Epizyme Maintains Independence, Advances HMT-Inhibitor Platform

It is a decision that faces every successful startup biotech: sell to Big Pharma or head for IPO waters, and ultimately, independence. Epizyme, a Cambridge, Massachusetts-based biotech, opted for the latter, with a successful IPO in 2013.

From its inception in 2007, Epizyme has entered into several major development deals that have allowed the company to remain independent while advancing its proprietary platform. Epizyme has strategic collaborations with Celgene, Eisai, and GSK, and others.

On the clinical side, Epizyme says on its website that its development strategy is based on “the systematic identification of genetic alterations that create oncogenes, selecting patients where a genetic alteration is found using a companion diagnostic, and then designing small molecule therapeutics to inhibit the oncogene.”

Specifically, Epizyme focuses on developing small molecule inhibitors of histone methyltransferases (HMTs), a class of 96 enzymes. HMTs can become oncogenic through genetic alterations. Based on their individual oncogenic potential, Epizyme is specifically targeting 20 of the 96 HMTs through its proprietary platform.

The company’s two lead candidates are the small molecule inhibitors EPZ-5676 and EPZ-6438. EPZ-5676, which inhibits the HMT DOT1L, is being developed for the treatment of acute leukemias that have a rearrangement of the MLL gene. EPZ-6438 inhibits the HMT EZH2 and is being evaluated for the treatment of non-Hodgkin lymphoma, as well as for INI1-deficient tumors.

In an interview with Oncology & Biotech News, Robert Gould, PhD, chief executive officer of Epizyme, commented on the company’s plan for its lead products this year. “In 2014, we plan to have clinical studies ongoing to assess the proof of concept of our EPZ-5676 and EPZ-6438 therapeutic candidates in five genetically defined cancers. We plan to disclose data from both of these programs in the second half of 2014, including phase I study dose escalation and expansion stage data for EPZ-5676 and phase I dose escalation study data for EPZ-6438.”

Epizyme believes that its phase I EPZ-5676 study (NCT01684150) that includes acute leukemias with MLL rearrangements is the first clinical trial to evaluate an HMT inhibitor. The other proof-of-concept programs Epizyme has planned for EPZ-5676 this year involve pediatric patients with MLL rearrangements resulting from a chromosomal translocation and adult patients with MLL rearrangements due to partial tandem duplication.

In August 2013, the FDA granted orphan drug designation to EPZ-5676. Epizyme is developing the drug through a partnership with Celgene that allows the company to maintain the US rights to market EPZ-5676.

With its EZH2-inhibitor platform, Epizyme has launched a phase I/II clinical trial (NCT01897571) of EPZ-6438 involving patients with advanced solid tumors or relapsed/refractory B-cell lymphomas. A proof-of-concept study for young adult patients with synovial sarcomas is also planned for this year.

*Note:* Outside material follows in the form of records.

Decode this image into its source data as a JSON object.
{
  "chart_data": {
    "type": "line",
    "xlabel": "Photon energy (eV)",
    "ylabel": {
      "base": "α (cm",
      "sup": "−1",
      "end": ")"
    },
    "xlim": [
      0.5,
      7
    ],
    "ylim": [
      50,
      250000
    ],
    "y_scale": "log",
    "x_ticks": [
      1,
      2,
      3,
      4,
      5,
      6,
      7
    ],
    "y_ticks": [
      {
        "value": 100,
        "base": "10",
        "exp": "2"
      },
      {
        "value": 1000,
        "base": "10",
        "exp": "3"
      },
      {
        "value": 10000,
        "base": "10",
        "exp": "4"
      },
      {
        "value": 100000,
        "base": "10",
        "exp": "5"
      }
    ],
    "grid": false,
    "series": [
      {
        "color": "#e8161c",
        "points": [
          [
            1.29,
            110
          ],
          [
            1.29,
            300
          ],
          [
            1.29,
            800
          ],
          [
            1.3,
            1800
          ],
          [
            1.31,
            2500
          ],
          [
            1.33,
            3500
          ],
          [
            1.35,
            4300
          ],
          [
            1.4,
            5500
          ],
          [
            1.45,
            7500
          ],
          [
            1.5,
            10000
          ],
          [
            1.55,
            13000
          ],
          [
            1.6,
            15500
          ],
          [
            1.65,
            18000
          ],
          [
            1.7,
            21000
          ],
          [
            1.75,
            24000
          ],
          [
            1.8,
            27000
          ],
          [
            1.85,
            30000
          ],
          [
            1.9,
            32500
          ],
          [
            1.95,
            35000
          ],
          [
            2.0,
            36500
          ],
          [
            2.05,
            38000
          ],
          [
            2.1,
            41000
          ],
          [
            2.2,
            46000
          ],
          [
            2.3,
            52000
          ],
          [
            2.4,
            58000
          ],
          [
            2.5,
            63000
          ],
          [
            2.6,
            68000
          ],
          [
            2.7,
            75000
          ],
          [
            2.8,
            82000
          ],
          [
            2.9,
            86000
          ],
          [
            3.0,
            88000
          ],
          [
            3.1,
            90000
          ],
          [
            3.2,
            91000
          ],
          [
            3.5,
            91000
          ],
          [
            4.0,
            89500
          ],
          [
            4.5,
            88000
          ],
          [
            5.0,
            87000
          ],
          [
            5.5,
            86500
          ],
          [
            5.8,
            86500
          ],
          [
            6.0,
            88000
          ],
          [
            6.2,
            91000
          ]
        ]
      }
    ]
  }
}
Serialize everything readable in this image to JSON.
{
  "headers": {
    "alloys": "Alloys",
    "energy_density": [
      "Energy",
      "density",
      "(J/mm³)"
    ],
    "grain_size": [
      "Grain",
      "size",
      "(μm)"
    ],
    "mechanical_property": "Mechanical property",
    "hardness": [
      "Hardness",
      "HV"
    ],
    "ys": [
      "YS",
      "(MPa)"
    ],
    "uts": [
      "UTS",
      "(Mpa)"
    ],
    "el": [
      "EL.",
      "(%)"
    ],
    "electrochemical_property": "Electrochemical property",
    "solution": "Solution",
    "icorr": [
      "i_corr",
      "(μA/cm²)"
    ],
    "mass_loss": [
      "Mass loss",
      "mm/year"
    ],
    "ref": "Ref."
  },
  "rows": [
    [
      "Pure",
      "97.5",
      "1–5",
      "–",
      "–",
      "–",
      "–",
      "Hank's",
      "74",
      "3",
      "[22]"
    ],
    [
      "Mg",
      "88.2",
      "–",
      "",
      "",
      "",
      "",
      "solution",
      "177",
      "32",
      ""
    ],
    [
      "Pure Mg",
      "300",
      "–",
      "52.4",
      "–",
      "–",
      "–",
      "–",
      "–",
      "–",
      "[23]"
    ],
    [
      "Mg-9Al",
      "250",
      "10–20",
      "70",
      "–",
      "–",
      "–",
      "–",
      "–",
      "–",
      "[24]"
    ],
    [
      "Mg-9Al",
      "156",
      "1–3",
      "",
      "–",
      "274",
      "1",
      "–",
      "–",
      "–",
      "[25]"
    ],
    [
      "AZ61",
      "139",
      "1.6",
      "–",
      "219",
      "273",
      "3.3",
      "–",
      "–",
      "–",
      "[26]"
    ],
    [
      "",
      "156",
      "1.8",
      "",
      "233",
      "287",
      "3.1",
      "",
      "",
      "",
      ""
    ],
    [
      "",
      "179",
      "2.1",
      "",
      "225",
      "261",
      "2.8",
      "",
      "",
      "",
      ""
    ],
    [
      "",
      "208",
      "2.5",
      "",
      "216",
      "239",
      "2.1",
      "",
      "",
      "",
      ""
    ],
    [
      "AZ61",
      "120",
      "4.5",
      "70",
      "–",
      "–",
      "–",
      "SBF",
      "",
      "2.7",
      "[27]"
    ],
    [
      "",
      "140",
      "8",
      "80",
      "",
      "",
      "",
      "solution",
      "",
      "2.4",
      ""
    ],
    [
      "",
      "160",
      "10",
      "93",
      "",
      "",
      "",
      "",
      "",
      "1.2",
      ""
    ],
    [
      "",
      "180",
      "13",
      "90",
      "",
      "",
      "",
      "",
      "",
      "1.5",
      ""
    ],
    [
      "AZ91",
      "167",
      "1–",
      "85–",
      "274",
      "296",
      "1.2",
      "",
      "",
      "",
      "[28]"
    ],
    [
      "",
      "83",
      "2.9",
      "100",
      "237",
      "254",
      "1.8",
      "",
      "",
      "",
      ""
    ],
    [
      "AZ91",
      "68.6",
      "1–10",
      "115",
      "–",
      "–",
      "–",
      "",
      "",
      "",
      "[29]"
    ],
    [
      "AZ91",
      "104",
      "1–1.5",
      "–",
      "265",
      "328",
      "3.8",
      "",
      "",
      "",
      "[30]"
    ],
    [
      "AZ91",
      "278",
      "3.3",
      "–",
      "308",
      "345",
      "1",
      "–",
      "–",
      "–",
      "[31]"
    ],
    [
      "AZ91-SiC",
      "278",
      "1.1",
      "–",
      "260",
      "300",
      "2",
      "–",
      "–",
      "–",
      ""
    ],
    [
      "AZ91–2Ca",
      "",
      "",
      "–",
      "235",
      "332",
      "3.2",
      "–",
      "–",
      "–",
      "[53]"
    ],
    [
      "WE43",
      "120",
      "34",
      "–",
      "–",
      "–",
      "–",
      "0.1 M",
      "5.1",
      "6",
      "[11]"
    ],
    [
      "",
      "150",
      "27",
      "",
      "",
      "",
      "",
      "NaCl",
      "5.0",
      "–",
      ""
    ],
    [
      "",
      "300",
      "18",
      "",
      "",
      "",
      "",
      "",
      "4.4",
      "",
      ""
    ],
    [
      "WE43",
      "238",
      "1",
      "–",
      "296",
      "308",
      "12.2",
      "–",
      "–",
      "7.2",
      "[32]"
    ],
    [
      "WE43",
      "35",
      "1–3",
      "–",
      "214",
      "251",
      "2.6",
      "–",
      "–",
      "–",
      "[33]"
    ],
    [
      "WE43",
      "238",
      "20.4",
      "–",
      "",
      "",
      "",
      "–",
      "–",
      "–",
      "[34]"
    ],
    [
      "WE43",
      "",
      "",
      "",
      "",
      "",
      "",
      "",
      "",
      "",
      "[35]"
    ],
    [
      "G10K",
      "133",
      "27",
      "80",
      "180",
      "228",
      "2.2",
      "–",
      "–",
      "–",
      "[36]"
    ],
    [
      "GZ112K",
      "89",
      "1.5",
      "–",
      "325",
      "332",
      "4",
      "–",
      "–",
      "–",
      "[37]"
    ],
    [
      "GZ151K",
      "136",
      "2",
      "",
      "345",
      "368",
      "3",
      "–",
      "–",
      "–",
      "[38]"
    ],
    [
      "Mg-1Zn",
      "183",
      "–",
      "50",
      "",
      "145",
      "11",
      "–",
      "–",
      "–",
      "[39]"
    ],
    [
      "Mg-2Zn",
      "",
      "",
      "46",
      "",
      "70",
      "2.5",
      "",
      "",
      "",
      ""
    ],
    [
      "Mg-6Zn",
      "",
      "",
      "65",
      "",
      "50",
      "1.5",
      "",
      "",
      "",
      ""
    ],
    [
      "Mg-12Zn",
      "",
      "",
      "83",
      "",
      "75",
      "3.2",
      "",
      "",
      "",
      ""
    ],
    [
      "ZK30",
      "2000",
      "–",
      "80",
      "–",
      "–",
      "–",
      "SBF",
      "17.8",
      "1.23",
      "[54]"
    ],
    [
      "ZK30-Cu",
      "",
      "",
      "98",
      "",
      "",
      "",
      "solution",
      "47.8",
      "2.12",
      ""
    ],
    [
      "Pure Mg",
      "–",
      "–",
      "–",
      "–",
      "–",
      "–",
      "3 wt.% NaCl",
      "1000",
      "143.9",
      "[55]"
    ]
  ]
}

Epizyme 2014 Clinical Milestones

Target

Indication

2014 Milestones

Partner

DOT1L

1. MLL-r adult

• Phase I dose escalation and MLL-r expansion stage POC data*

• Epizyme 100% US rights
• Celgene

2. MLL-r peds

• Phase Ib POC initiation

3. MLL-PTD

• POC initiation

EZH2

4. non-Hodgkin lymphoma

• Phase I dose escalation data*
• POC initiation**

• Epizyme 50% US rights
• Eisai

5. Synovial sarcoma

• POC initiation**

*Data disclosure in second half of 2014.

**Gated to phase I dose escalation data.

MLL-r indicates mixed lineage leukemia-rearranged; POC, proof of concept;

PTD partial tandem duplication

Epizyme is developing EPZ-6438 through a collaboration with Eisai, which refers to the agent as E7438. The agreement stipulates that Eisai has exclusive worldwide rights to market the product, while retaining for Epizyme the option to co-develop and market EPZ-6438 in the United States. Epizyme is also collaborating with Eisai and Roche on creating a companion diagnostic for identifying patients with EZH2 mutations.